Han- Felix tamam sakin ol yok bişey
Jeongin- Bok yok bişey adam boğazına hançer dayamış salak mısın
Han- Kimsiniz ne istiyorsunuz sakince anlatır mısınız derdinizi

Üç arkadaş paniklemiş halde karşısında duran iki adama bakıyordu birisi Han'ın boğazına hançer dayamıştı. O esnada devreye gülerek Minho girdi.
Felix Minho'yu görünce sinirlenmişti.

Felix- Ne yapıyorsun Minho şimdi de haneye tecavüze mi başladın bu getirdigin zorba herifler kim böyle sana söyledik Jisung senden bişey almadı.

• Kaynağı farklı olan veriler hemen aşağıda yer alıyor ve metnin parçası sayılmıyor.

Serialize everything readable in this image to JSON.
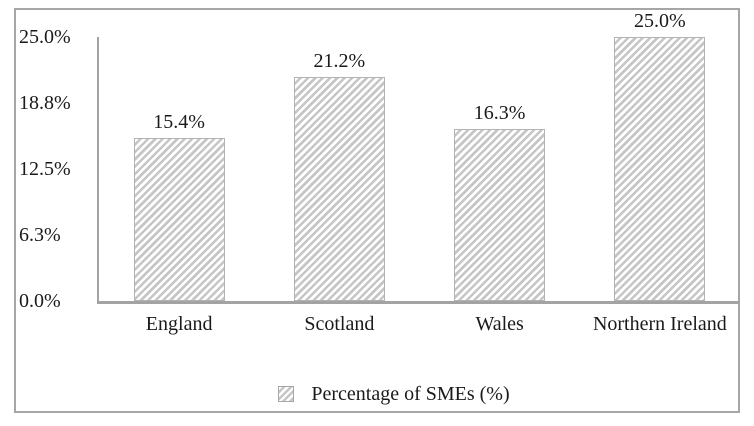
{
  "chart_data": {
    "type": "bar",
    "title": "",
    "xlabel": "",
    "ylabel": "",
    "categories": [
      "England",
      "Scotland",
      "Wales",
      "Northern Ireland"
    ],
    "values": [
      15.4,
      21.2,
      16.3,
      25.0
    ],
    "value_labels": [
      "15.4%",
      "21.2%",
      "16.3%",
      "25.0%"
    ],
    "ylim": [
      0,
      25
    ],
    "yticks": [
      {
        "label": "25.0%",
        "value": 25
      },
      {
        "label": "18.8%",
        "value": 18.75
      },
      {
        "label": "12.5%",
        "value": 12.5
      },
      {
        "label": "6.3%",
        "value": 6.25
      },
      {
        "label": "0.0%",
        "value": 0
      }
    ],
    "grid": false,
    "legend": {
      "label": "Percentage of SMEs (%)",
      "position": "bottom",
      "swatch": "diagonal-hatch"
    },
    "style": {
      "bar_fill": "diagonal-hatch",
      "hatch_color": "#c6c6c6",
      "bar_border_color": "#b3b3b3",
      "axis_color": "#a3a3a3",
      "figure_border_color": "#a6a6a6",
      "text_color": "#1a1a1a"
    }
  }
}
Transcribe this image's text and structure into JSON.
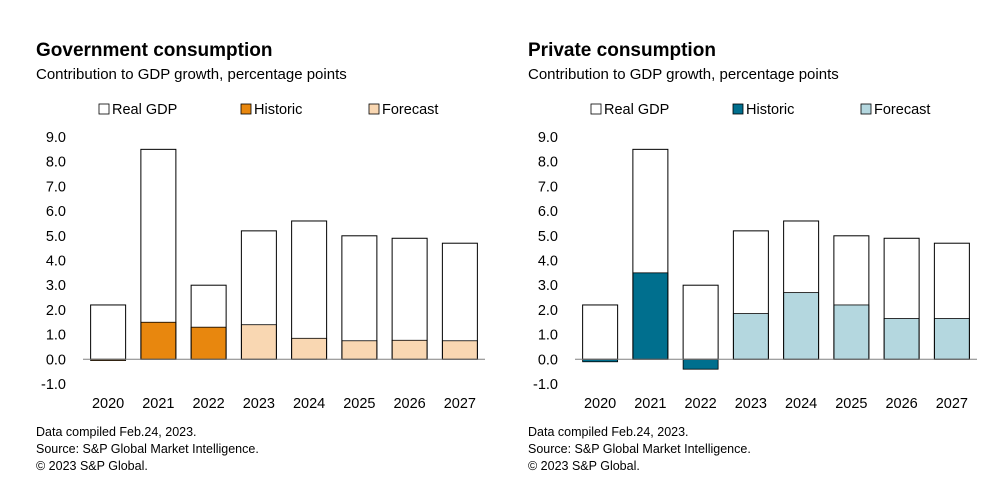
{
  "charts": [
    {
      "title": "Government consumption",
      "subtitle": "Contribution to GDP growth, percentage points",
      "footer": [
        "Data compiled Feb.24, 2023.",
        "Source: S&P Global Market Intelligence.",
        "© 2023 S&P Global."
      ],
      "colors": {
        "historic": "#E8870E",
        "forecast": "#F9D7B2",
        "real_gdp": "#FFFFFF",
        "outline": "#000000"
      },
      "chart_data": {
        "type": "bar",
        "categories": [
          "2020",
          "2021",
          "2022",
          "2023",
          "2024",
          "2025",
          "2026",
          "2027"
        ],
        "series": [
          {
            "name": "Real GDP",
            "values": [
              2.2,
              8.5,
              3.0,
              5.2,
              5.6,
              5.0,
              4.9,
              4.7
            ]
          },
          {
            "name": "Historic",
            "values": [
              -0.05,
              1.5,
              1.3,
              null,
              null,
              null,
              null,
              null
            ]
          },
          {
            "name": "Forecast",
            "values": [
              null,
              null,
              null,
              1.4,
              0.85,
              0.75,
              0.77,
              0.75
            ]
          }
        ],
        "ylim": [
          -1.0,
          9.0
        ],
        "yticks": [
          "-1.0",
          "0.0",
          "1.0",
          "2.0",
          "3.0",
          "4.0",
          "5.0",
          "6.0",
          "7.0",
          "8.0",
          "9.0"
        ],
        "legend": [
          "Real GDP",
          "Historic",
          "Forecast"
        ],
        "legend_position": "top",
        "grid": false
      }
    },
    {
      "title": "Private consumption",
      "subtitle": "Contribution to GDP growth, percentage points",
      "footer": [
        "Data compiled Feb.24, 2023.",
        "Source: S&P Global Market Intelligence.",
        "© 2023 S&P Global."
      ],
      "colors": {
        "historic": "#006F8E",
        "forecast": "#B4D7DF",
        "real_gdp": "#FFFFFF",
        "outline": "#000000"
      },
      "chart_data": {
        "type": "bar",
        "categories": [
          "2020",
          "2021",
          "2022",
          "2023",
          "2024",
          "2025",
          "2026",
          "2027"
        ],
        "series": [
          {
            "name": "Real GDP",
            "values": [
              2.2,
              8.5,
              3.0,
              5.2,
              5.6,
              5.0,
              4.9,
              4.7
            ]
          },
          {
            "name": "Historic",
            "values": [
              -0.1,
              3.5,
              -0.4,
              null,
              null,
              null,
              null,
              null
            ]
          },
          {
            "name": "Forecast",
            "values": [
              null,
              null,
              null,
              1.85,
              2.7,
              2.2,
              1.65,
              1.65
            ]
          }
        ],
        "ylim": [
          -1.0,
          9.0
        ],
        "yticks": [
          "-1.0",
          "0.0",
          "1.0",
          "2.0",
          "3.0",
          "4.0",
          "5.0",
          "6.0",
          "7.0",
          "8.0",
          "9.0"
        ],
        "legend": [
          "Real GDP",
          "Historic",
          "Forecast"
        ],
        "legend_position": "top",
        "grid": false
      }
    }
  ]
}
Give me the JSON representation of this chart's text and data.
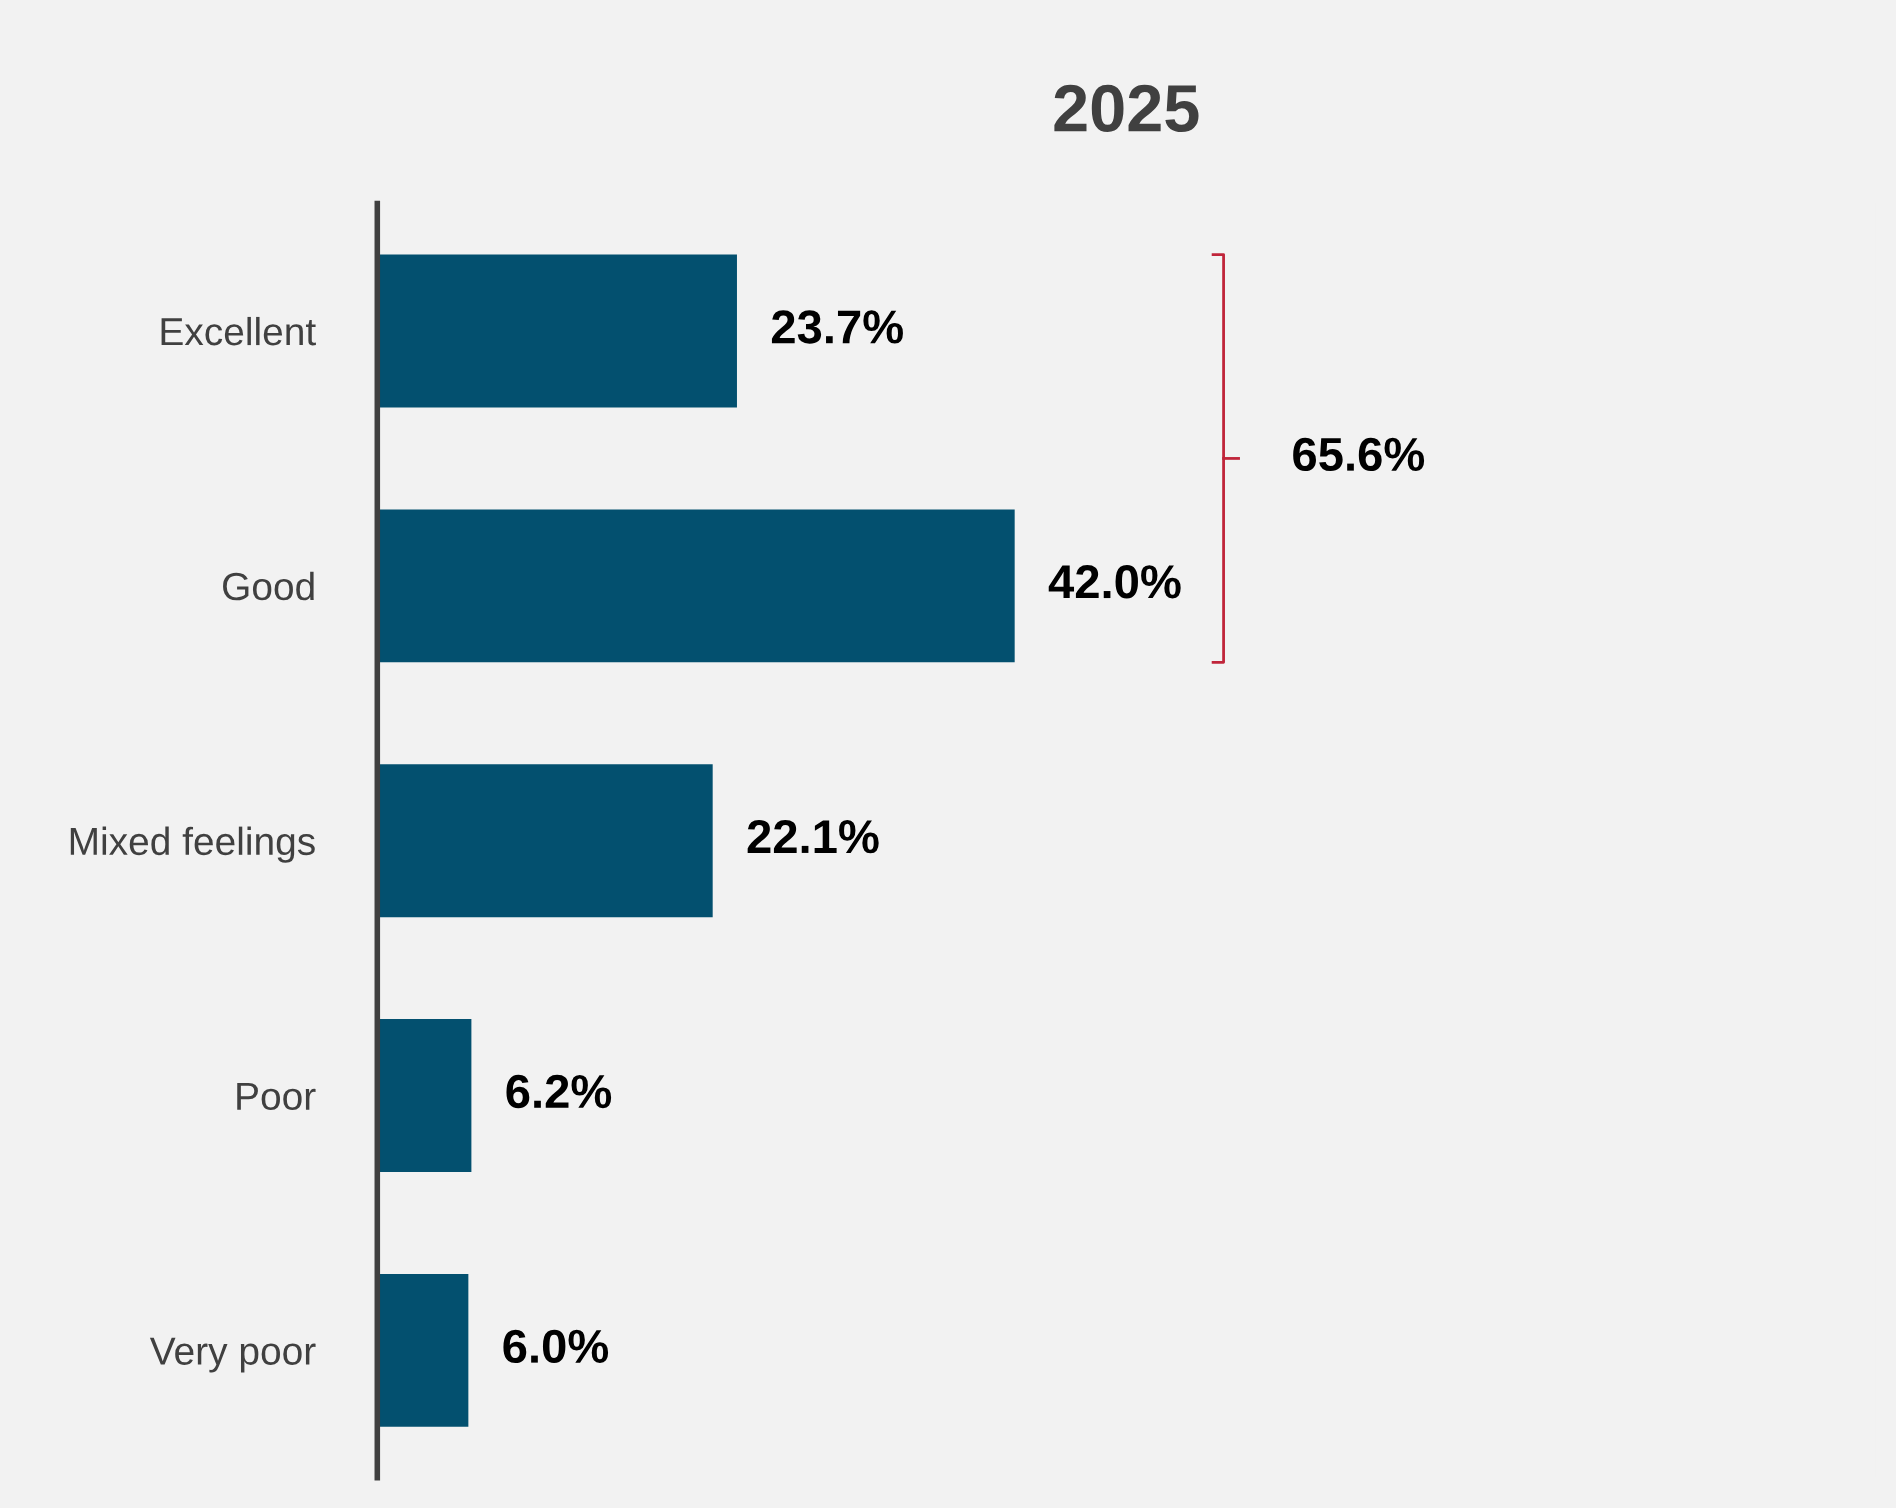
{
  "chart_data": {
    "type": "bar",
    "orientation": "horizontal",
    "title": "2025",
    "categories": [
      "Excellent",
      "Good",
      "Mixed feelings",
      "Poor",
      "Very poor"
    ],
    "values": [
      23.7,
      42.0,
      22.1,
      6.2,
      6.0
    ],
    "value_labels": [
      "23.7%",
      "42.0%",
      "22.1%",
      "6.2%",
      "6.0%"
    ],
    "color": "#03506f",
    "annotations": [
      "65.6%"
    ],
    "grid": false,
    "legend": false
  }
}
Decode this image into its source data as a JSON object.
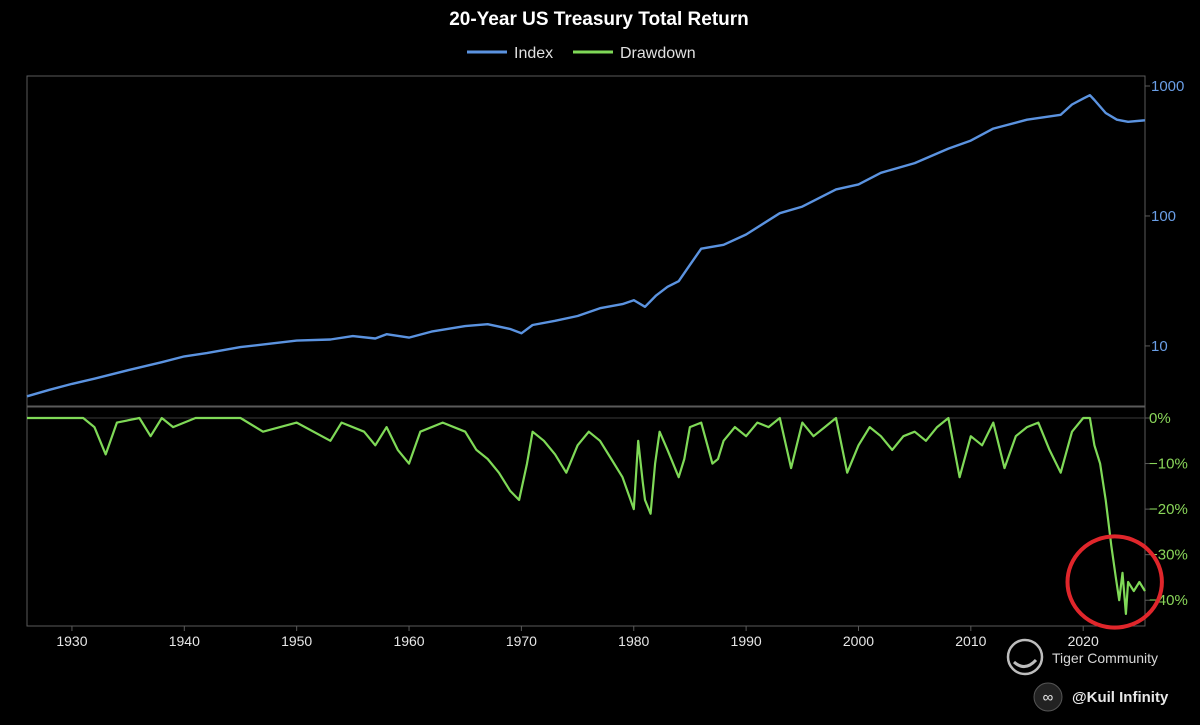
{
  "chart_data": {
    "type": "line",
    "title": "20-Year US Treasury Total Return",
    "legend": {
      "placement": "top-center",
      "entries": [
        "Index",
        "Drawdown"
      ]
    },
    "colors": {
      "index": "#5b93e0",
      "drawdown": "#7fd957",
      "annotation": "#e0262b",
      "frame": "#5a5a5a"
    },
    "xlim": [
      1926,
      2025.5
    ],
    "x_ticks": [
      1930,
      1940,
      1950,
      1960,
      1970,
      1980,
      1990,
      2000,
      2010,
      2020
    ],
    "x_tick_labels": [
      "1930",
      "1940",
      "1950",
      "1960",
      "1970",
      "1980",
      "1990",
      "2000",
      "2010",
      "2020"
    ],
    "panels": [
      {
        "series_key": "index",
        "scale": "log",
        "ylim": [
          4.5,
          1000
        ],
        "y_ticks": [
          10,
          100,
          1000
        ],
        "y_tick_labels": [
          "10",
          "100",
          "1000"
        ],
        "axis_side": "right"
      },
      {
        "series_key": "drawdown",
        "scale": "linear",
        "ylim": [
          -45,
          0
        ],
        "y_ticks": [
          0,
          -10,
          -20,
          -30,
          -40
        ],
        "y_tick_labels": [
          "0%",
          "−10%",
          "−20%",
          "−30%",
          "−40%"
        ],
        "axis_side": "right"
      }
    ],
    "series": [
      {
        "name": "Index",
        "key": "index",
        "x": [
          1926,
          1928,
          1930,
          1932,
          1935,
          1938,
          1940,
          1942,
          1945,
          1948,
          1950,
          1953,
          1955,
          1957,
          1958,
          1960,
          1962,
          1965,
          1967,
          1969,
          1970,
          1971,
          1973,
          1975,
          1977,
          1979,
          1980,
          1981,
          1982,
          1983,
          1984,
          1985,
          1986,
          1988,
          1990,
          1993,
          1995,
          1998,
          2000,
          2002,
          2005,
          2008,
          2010,
          2012,
          2015,
          2018,
          2019,
          2020,
          2020.6,
          2021,
          2022,
          2023,
          2024,
          2025.5
        ],
        "values": [
          4.1,
          4.6,
          5.1,
          5.6,
          6.5,
          7.5,
          8.3,
          8.8,
          9.8,
          10.5,
          11.0,
          11.2,
          11.9,
          11.4,
          12.3,
          11.6,
          12.9,
          14.2,
          14.7,
          13.5,
          12.5,
          14.5,
          15.6,
          17.0,
          19.5,
          21.0,
          22.5,
          20.0,
          24.5,
          28.5,
          31.5,
          42.0,
          56.0,
          60.0,
          72.0,
          105.0,
          118.0,
          160.0,
          175.0,
          215.0,
          255.0,
          330.0,
          380.0,
          470.0,
          550.0,
          600.0,
          720.0,
          800.0,
          850.0,
          780.0,
          620.0,
          550.0,
          530.0,
          545.0
        ]
      },
      {
        "name": "Drawdown",
        "key": "drawdown",
        "x": [
          1926,
          1931,
          1932,
          1933,
          1934,
          1936,
          1937,
          1938,
          1939,
          1941,
          1945,
          1947,
          1950,
          1953,
          1954,
          1956,
          1957,
          1958,
          1959,
          1960,
          1961,
          1963,
          1965,
          1966,
          1967,
          1968,
          1969,
          1969.8,
          1970.5,
          1971,
          1972,
          1973,
          1974,
          1975,
          1976,
          1977,
          1978,
          1979,
          1980,
          1980.4,
          1980.8,
          1981,
          1981.5,
          1981.9,
          1982.3,
          1983,
          1984,
          1984.5,
          1985,
          1986,
          1987,
          1987.5,
          1988,
          1989,
          1990,
          1991,
          1992,
          1993,
          1994,
          1995,
          1996,
          1997,
          1998,
          1999,
          2000,
          2001,
          2002,
          2003,
          2004,
          2005,
          2006,
          2007,
          2008,
          2009,
          2010,
          2011,
          2012,
          2013,
          2014,
          2015,
          2016,
          2017,
          2018,
          2019,
          2020,
          2020.6,
          2021,
          2021.5,
          2022,
          2022.5,
          2022.9,
          2023.2,
          2023.5,
          2023.8,
          2024,
          2024.5,
          2025,
          2025.5
        ],
        "values": [
          0,
          0,
          -2,
          -8,
          -1,
          0,
          -4,
          0,
          -2,
          0,
          0,
          -3,
          -1,
          -5,
          -1,
          -3,
          -6,
          -2,
          -7,
          -10,
          -3,
          -1,
          -3,
          -7,
          -9,
          -12,
          -16,
          -18,
          -10,
          -3,
          -5,
          -8,
          -12,
          -6,
          -3,
          -5,
          -9,
          -13,
          -20,
          -5,
          -14,
          -18,
          -21,
          -10,
          -3,
          -7,
          -13,
          -9,
          -2,
          -1,
          -10,
          -9,
          -5,
          -2,
          -4,
          -1,
          -2,
          0,
          -11,
          -1,
          -4,
          -2,
          0,
          -12,
          -6,
          -2,
          -4,
          -7,
          -4,
          -3,
          -5,
          -2,
          0,
          -13,
          -4,
          -6,
          -1,
          -11,
          -4,
          -2,
          -1,
          -7,
          -12,
          -3,
          0,
          0,
          -6,
          -10,
          -18,
          -28,
          -35,
          -40,
          -34,
          -43,
          -36,
          -38,
          -36,
          -38
        ]
      }
    ],
    "annotation": {
      "type": "ellipse",
      "x_center": 2022.8,
      "y_center": -36,
      "x_radius": 4.2,
      "y_radius": 10
    }
  },
  "watermark": {
    "brand": "Tiger Community",
    "handle": "@Kuil Infinity"
  }
}
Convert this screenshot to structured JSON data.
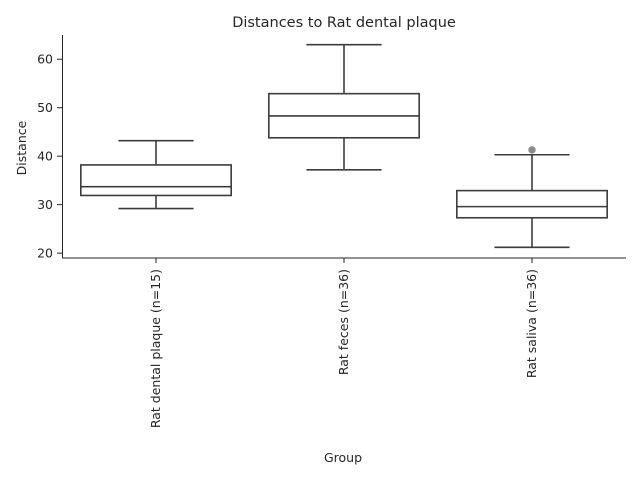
{
  "chart_data": {
    "type": "box",
    "title": "Distances to Rat dental plaque",
    "xlabel": "Group",
    "ylabel": "Distance",
    "ylim": [
      19,
      65
    ],
    "yticks": [
      20,
      30,
      40,
      50,
      60
    ],
    "grid": false,
    "categories": [
      "Rat dental plaque (n=15)",
      "Rat feces (n=36)",
      "Rat saliva (n=36)"
    ],
    "boxes": [
      {
        "whisker_low": 29.2,
        "q1": 31.9,
        "median": 33.7,
        "q3": 38.2,
        "whisker_high": 43.2,
        "outliers": []
      },
      {
        "whisker_low": 37.2,
        "q1": 43.8,
        "median": 48.3,
        "q3": 52.9,
        "whisker_high": 63.0,
        "outliers": []
      },
      {
        "whisker_low": 21.2,
        "q1": 27.3,
        "median": 29.6,
        "q3": 32.9,
        "whisker_high": 40.3,
        "outliers": [
          41.3
        ]
      }
    ]
  }
}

Minho- Robin Hood şu süslü arkadaşına söyler misin sussun yoksa saray muhafızları olan bu iki arkadaş hiç birimize acımayacak

Felix Jeongin ve Han duydukları karşısında donup kalmışlardı gelen bu iki adam saray muhafızı olduklarına göre aradıkları kişi Hyunjin'di Felix saray muhafızlarını kralın gönderdiğini düşündüğü için korkmuştu ne de olsa gelen iki kişiden Hyunjin hiç söz etmemişti.